Releases of this pedigree from Aberlour distillery are hard to come by and increasingly sought after. Our single cask, cask strength release is a wonderfully balanced whisky that has been described as “pretty perfect, with a fantastic tightness at the ripe old age of 30” by Serge Valentin of WhiskyFun.com.

A truly Speyside whisky, this release embodies all of the luxurious, sweet rich fruitiness which has made it the number one whisky in France. A slow distillation process, in a classic design of pot still, results in a calm, sweet and warming character.

TASTING NOTES

Nose: A meandering elegance and surprising degree of weight, too, with the most charming and gentle smokiness drifting around in very old-fashioned Speyside style. A classic exhibition of oak and barley interplay: perfect balance and respect for the other. There is even a surprise fruit note of sharp passion fruit: where the hell did that come from..? Could nose this all day, if I had the time.

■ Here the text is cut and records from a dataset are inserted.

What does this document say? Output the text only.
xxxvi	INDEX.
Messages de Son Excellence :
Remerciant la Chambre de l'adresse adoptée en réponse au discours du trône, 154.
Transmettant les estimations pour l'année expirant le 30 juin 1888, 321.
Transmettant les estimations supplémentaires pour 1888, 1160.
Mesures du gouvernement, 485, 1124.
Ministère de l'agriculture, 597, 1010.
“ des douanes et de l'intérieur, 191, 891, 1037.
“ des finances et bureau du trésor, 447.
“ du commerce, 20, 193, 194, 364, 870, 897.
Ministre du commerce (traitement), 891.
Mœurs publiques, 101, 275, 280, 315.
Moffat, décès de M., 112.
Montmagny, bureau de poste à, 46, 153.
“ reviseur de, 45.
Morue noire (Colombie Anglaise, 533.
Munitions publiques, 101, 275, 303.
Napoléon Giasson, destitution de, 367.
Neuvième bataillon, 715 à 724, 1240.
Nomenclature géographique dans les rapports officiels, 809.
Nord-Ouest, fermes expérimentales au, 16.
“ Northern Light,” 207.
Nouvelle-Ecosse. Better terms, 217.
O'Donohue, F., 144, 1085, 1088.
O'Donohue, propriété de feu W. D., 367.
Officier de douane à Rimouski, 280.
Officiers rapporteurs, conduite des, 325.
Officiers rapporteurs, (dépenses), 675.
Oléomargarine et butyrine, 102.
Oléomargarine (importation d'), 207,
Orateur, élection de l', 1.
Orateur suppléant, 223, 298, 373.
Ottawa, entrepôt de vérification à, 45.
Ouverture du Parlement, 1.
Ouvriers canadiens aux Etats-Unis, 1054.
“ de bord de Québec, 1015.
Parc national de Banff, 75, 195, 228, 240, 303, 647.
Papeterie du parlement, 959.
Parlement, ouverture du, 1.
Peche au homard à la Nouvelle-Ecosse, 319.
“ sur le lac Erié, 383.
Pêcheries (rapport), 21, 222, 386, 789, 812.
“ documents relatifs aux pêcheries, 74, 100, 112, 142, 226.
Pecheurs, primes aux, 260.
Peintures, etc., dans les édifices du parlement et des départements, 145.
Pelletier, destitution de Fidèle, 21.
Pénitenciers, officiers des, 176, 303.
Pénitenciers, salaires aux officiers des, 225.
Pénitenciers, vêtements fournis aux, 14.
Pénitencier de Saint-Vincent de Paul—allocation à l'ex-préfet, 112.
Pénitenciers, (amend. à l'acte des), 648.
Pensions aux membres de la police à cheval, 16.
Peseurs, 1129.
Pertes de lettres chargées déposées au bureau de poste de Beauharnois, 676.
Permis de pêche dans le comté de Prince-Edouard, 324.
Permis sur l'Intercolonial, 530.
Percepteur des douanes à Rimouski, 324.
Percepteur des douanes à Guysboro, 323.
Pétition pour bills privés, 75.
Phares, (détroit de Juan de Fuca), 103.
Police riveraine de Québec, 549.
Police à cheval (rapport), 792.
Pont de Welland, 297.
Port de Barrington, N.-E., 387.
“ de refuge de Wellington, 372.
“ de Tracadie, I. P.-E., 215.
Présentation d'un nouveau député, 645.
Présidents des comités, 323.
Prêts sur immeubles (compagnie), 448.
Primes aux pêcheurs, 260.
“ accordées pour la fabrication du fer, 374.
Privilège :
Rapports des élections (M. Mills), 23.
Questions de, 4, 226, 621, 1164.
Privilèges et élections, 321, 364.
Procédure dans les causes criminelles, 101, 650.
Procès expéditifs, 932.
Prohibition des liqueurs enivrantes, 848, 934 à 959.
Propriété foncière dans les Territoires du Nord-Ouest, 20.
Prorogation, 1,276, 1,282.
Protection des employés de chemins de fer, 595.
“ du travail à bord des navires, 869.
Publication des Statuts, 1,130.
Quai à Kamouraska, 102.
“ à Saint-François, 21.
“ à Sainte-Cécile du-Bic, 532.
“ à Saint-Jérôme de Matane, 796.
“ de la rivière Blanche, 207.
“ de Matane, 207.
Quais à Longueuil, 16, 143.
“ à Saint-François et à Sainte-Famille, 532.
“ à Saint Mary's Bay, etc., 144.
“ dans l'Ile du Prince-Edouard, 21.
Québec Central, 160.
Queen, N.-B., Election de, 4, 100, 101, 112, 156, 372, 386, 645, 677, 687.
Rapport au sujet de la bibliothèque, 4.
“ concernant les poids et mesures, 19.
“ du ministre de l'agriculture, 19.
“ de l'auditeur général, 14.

Taste: Right: so, does this complexity on the nose transfer across to the palate...? Oh, my word it certainly does! The delivery is seemingly choreographed, the malt of varied intensities - sometimes a little sharp (that passion fruit, again?), sometimes almost gristy sweet; sometimes ethereal, sometimes weightier as that minor phenol makes the most subtle of impacts - dancing across the palate without an off-note in the world.
 
Finish: Light butterscotch, lighter barley but still tan peek-a-boo smoke adding the telling late weight and gently fizzing spices for good measure. Oh, and some very late heather-honey, too, which is pretty unusual at this very late stage.
 
Balance: This malt really has pure star quality. Elegant doesn't do it justice. If you find this in a shop, snap their bloody hands off: this is Scotch malt whisky at its very best!
 
Region: SPEYSIDE
The region of Speyside is regarded as the Napa Valley of Scottish whisky, with the highest concentration of whisky distilleries in Scotland. Among those distilleries, clustered around the River Spey which runs through the heart of this region, are among the most regarded whisky makers in the world. Speyside first started showing signs of its dominance in the 19th century, the result of its ready access to expansive barley fields, strong train network, and an excellent water source: tributaries to the Spey River.  The Speyside region shows huge diversity in its produce, covering the spectrum from light, heather-rich ‘breakfast’ whiskies to the rich and fruity ‘sherry bombs’ characteristic of some of the region’s most exalted names.
 
Distillery: ABERLOUR
The Aberlour distillery story is one beset with challenges, through which the distillery has not just endured, but thrived. Though distilling on the site dates back as far as 1825, the Aberlour distillery was founded in 1879 by the son of a local tenant farmer James Fleming. After 10 years developing his craft at nearby Dailuaine distillery, Fleming opened his own distillery at the confluence of the rivers Lour and Spey near Ben Rinnes, Moray. A tragic fire not long after Fleming’s death destroyed most of the buildings and a large portion of the whisky in stock on the premises. The distillery survived the crisis and rebuilt from the ashes with the latest equipment and a modern outlook. In 1973, the distillery expanded its production to four pot stills, though its production levels remain relatively small.